Some good points. There is often a parallel public and private story that resolve togther, and this is used to enrich the overall "task" the main charcter undertakes, but it is really part of that task/ desire/ need of the main character, not essential to the basic structure.

You're right that Lucas' consultation with Campbell did add Campbell's brand of Jungian collective unconscious and enliven the first Star Wars set. Possibly the lack of Campbell in the current set may have dropped Star Wars back in depth. The current series to me are broken, epsisodic, and more driven by jargon, hardware, and action sequences than say Luke's fulfilment of his destiny through self-knowledge.

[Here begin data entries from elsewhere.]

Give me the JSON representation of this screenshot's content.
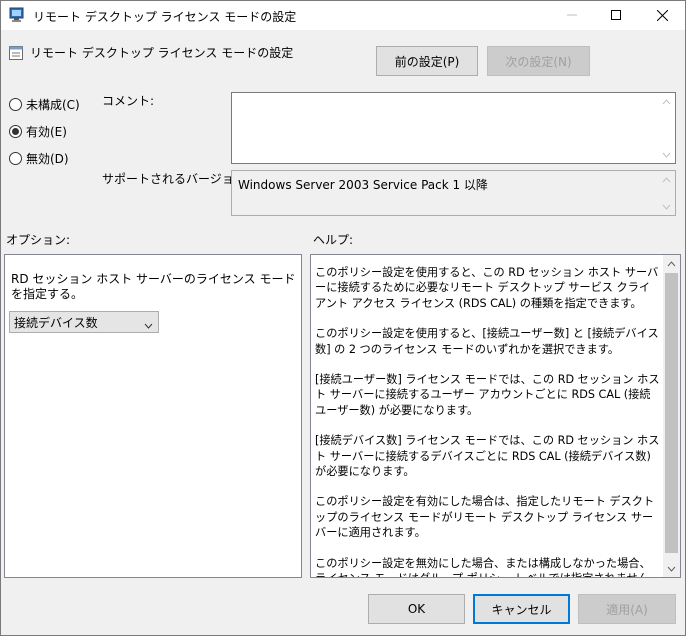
{
  "window": {
    "title": "リモート デスクトップ ライセンス モードの設定",
    "controls": [
      "minimize-icon",
      "maximize-icon",
      "close-icon"
    ]
  },
  "header": {
    "policy_name": "リモート デスクトップ ライセンス モードの設定",
    "prev_label": "前の設定(P)",
    "next_label": "次の設定(N)"
  },
  "state": {
    "options": [
      {
        "label": "未構成(C)",
        "checked": false
      },
      {
        "label": "有効(E)",
        "checked": true
      },
      {
        "label": "無効(D)",
        "checked": false
      }
    ]
  },
  "comment": {
    "label": "コメント:",
    "value": ""
  },
  "supported": {
    "label": "サポートされるバージョン:",
    "value": "Windows Server 2003 Service Pack 1 以降"
  },
  "options_section": {
    "label": "オプション:",
    "description": "RD セッション ホスト サーバーのライセンス モードを指定する。",
    "selected": "接続デバイス数"
  },
  "help_section": {
    "label": "ヘルプ:",
    "paragraphs": [
      "このポリシー設定を使用すると、この RD セッション ホスト サーバーに接続するために必要なリモート デスクトップ サービス クライアント アクセス ライセンス (RDS CAL) の種類を指定できます。",
      "このポリシー設定を使用すると、[接続ユーザー数] と [接続デバイス数] の 2 つのライセンス モードのいずれかを選択できます。",
      "[接続ユーザー数] ライセンス モードでは、この RD セッション ホスト サーバーに接続するユーザー アカウントごとに RDS CAL (接続ユーザー数) が必要になります。",
      "[接続デバイス数] ライセンス モードでは、この RD セッション ホスト サーバーに接続するデバイスごとに RDS CAL (接続デバイス数) が必要になります。",
      "このポリシー設定を有効にした場合は、指定したリモート デスクトップのライセンス モードがリモート デスクトップ ライセンス サーバーに適用されます。",
      "このポリシー設定を無効にした場合、または構成しなかった場合、ライセンス モードはグループ ポリシー レベルでは指定されません。"
    ]
  },
  "footer": {
    "ok_label": "OK",
    "cancel_label": "キャンセル",
    "apply_label": "適用(A)"
  },
  "colors": {
    "background": "#f0f0f0",
    "accent": "#0078d7",
    "disabled_text": "#a0a0a0"
  }
}
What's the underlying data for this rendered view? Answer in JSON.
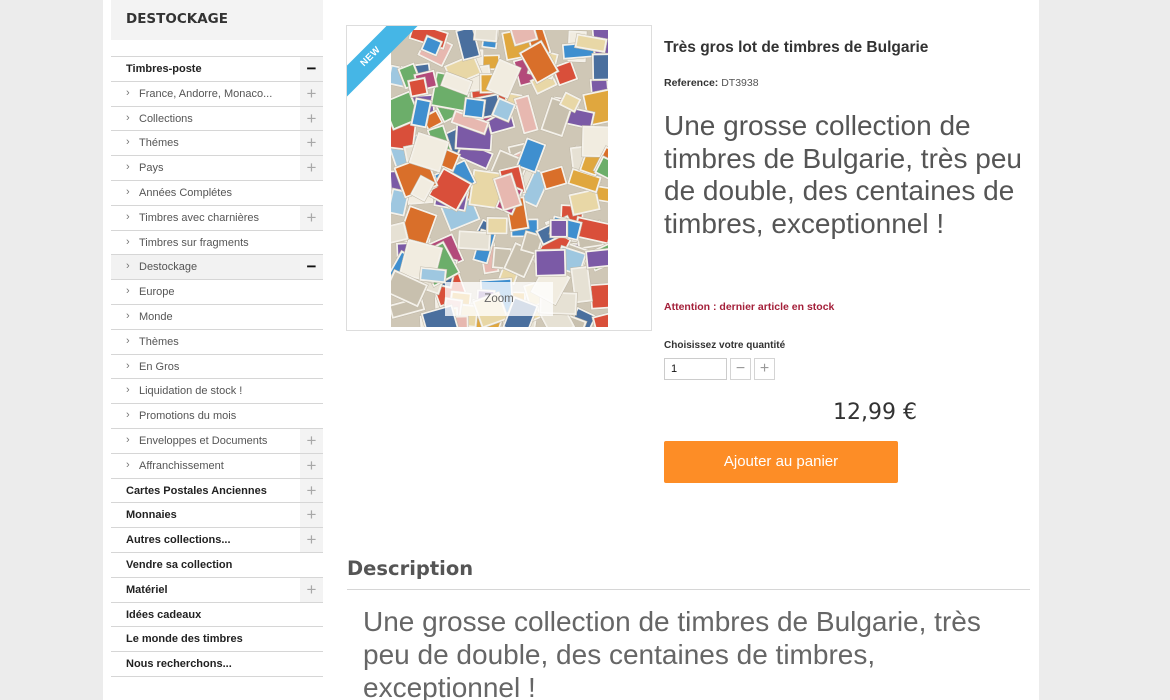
{
  "sidebar": {
    "heading": "DESTOCKAGE",
    "items": [
      {
        "label": "Timbres-poste",
        "level": 0,
        "toggle": "−"
      },
      {
        "label": "France, Andorre, Monaco...",
        "level": 1,
        "toggle": "+"
      },
      {
        "label": "Collections",
        "level": 1,
        "toggle": "+"
      },
      {
        "label": "Thémes",
        "level": 1,
        "toggle": "+"
      },
      {
        "label": "Pays",
        "level": 1,
        "toggle": "+"
      },
      {
        "label": "Années Complétes",
        "level": 1,
        "toggle": ""
      },
      {
        "label": "Timbres avec charnières",
        "level": 1,
        "toggle": "+"
      },
      {
        "label": "Timbres sur fragments",
        "level": 1,
        "toggle": ""
      },
      {
        "label": "Destockage",
        "level": 1,
        "toggle": "−",
        "highlight": true
      },
      {
        "label": "Europe",
        "level": 1,
        "toggle": ""
      },
      {
        "label": "Monde",
        "level": 1,
        "toggle": ""
      },
      {
        "label": "Thèmes",
        "level": 1,
        "toggle": ""
      },
      {
        "label": "En Gros",
        "level": 1,
        "toggle": ""
      },
      {
        "label": "Liquidation de stock !",
        "level": 1,
        "toggle": ""
      },
      {
        "label": "Promotions du mois",
        "level": 1,
        "toggle": ""
      },
      {
        "label": "Enveloppes et Documents",
        "level": 1,
        "toggle": "+"
      },
      {
        "label": "Affranchissement",
        "level": 1,
        "toggle": "+"
      },
      {
        "label": "Cartes Postales Anciennes",
        "level": 0,
        "toggle": "+"
      },
      {
        "label": "Monnaies",
        "level": 0,
        "toggle": "+"
      },
      {
        "label": "Autres collections...",
        "level": 0,
        "toggle": "+"
      },
      {
        "label": "Vendre sa collection",
        "level": 0,
        "toggle": ""
      },
      {
        "label": "Matériel",
        "level": 0,
        "toggle": "+"
      },
      {
        "label": "Idées cadeaux",
        "level": 0,
        "toggle": ""
      },
      {
        "label": "Le monde des timbres",
        "level": 0,
        "toggle": ""
      },
      {
        "label": "Nous recherchons...",
        "level": 0,
        "toggle": ""
      }
    ]
  },
  "product": {
    "badge": "NEW",
    "zoom_label": "Zoom",
    "title": "Très gros lot de timbres de Bulgarie",
    "reference_label": "Reference:",
    "reference_value": "DT3938",
    "short_description": "Une grosse collection de timbres de Bulgarie, très peu de double, des centaines de timbres, exceptionnel !",
    "stock_warning": "Attention : dernier article en stock",
    "quantity_label": "Choisissez votre quantité",
    "quantity_value": "1",
    "minus_label": "−",
    "plus_label": "+",
    "price": "12,99 €",
    "add_to_cart": "Ajouter au panier"
  },
  "description": {
    "heading": "Description",
    "body": "Une grosse collection de timbres de Bulgarie, très peu de double, des centaines de timbres, exceptionnel !"
  },
  "colors": {
    "accent_orange": "#fd8d26",
    "ribbon_blue": "#45b6e6",
    "warning_red": "#a4203a"
  }
}
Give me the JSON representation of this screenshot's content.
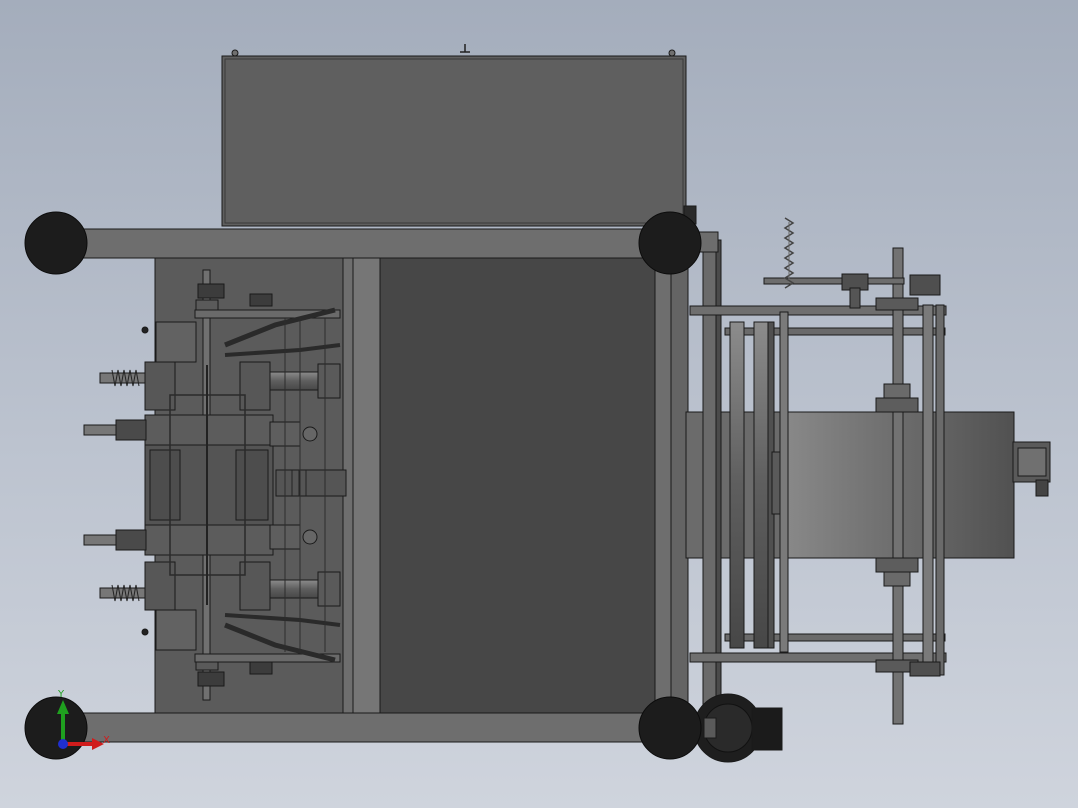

And again, you're correct that this kind of formula works relative to the skill in using it. I would suggest though that Vertigo was made somewhat before the formula was so codified (I think about 1970) and, of course, Hitchcock is debatable classed as a regular US studio director. He was often looking to break studio patterns- such as "Rope." "The Sting" is a case where the formula was set and everything worked together well. "Raiders of the Lost Ark" worked too on it's chosen level.

As for operas, I'm a medium fan of "The Ring" because it is largely not written idiomatically for the human voice, but the story is great and music is brilliant. I wonder if those with the Tolkien craze realize the great number of 'similarities' to Wagner- magic gold ring with powers, historic swords, races/species with special powers, etc? I particularily like "Goetterdaemerung" because it begins with giants who are building contractors- any epic opera that tries that is admirable. The first Harry Potter is full of discount Wagnerisms. I do like "The Magic Flute," which is mythology laden as well as humourous, but I would say Britten's "Billy Budd" has it all.

I'm fairly neutral as to formula for the reasons you mention. If it's well done and given interesting characters and situations, something mysterious or intriguing, it's fine, but cliches are tiresome. I'm so on guard- jaded- I didn't enjoy "The Sixth Sense" because it's obvious in the first 30 minutes the 'trick' that the Bruce Willis character had already died. It becomes a one-liner when everthing works off of one concept.

And sorry, I didn't mean to preach something that everyone already knows- that's why "secret" is in quotes. I imagined that there are many who recognize the pattern but don't know the rigidity of it in detail today and it's relationship to getting a movie financed and distributed.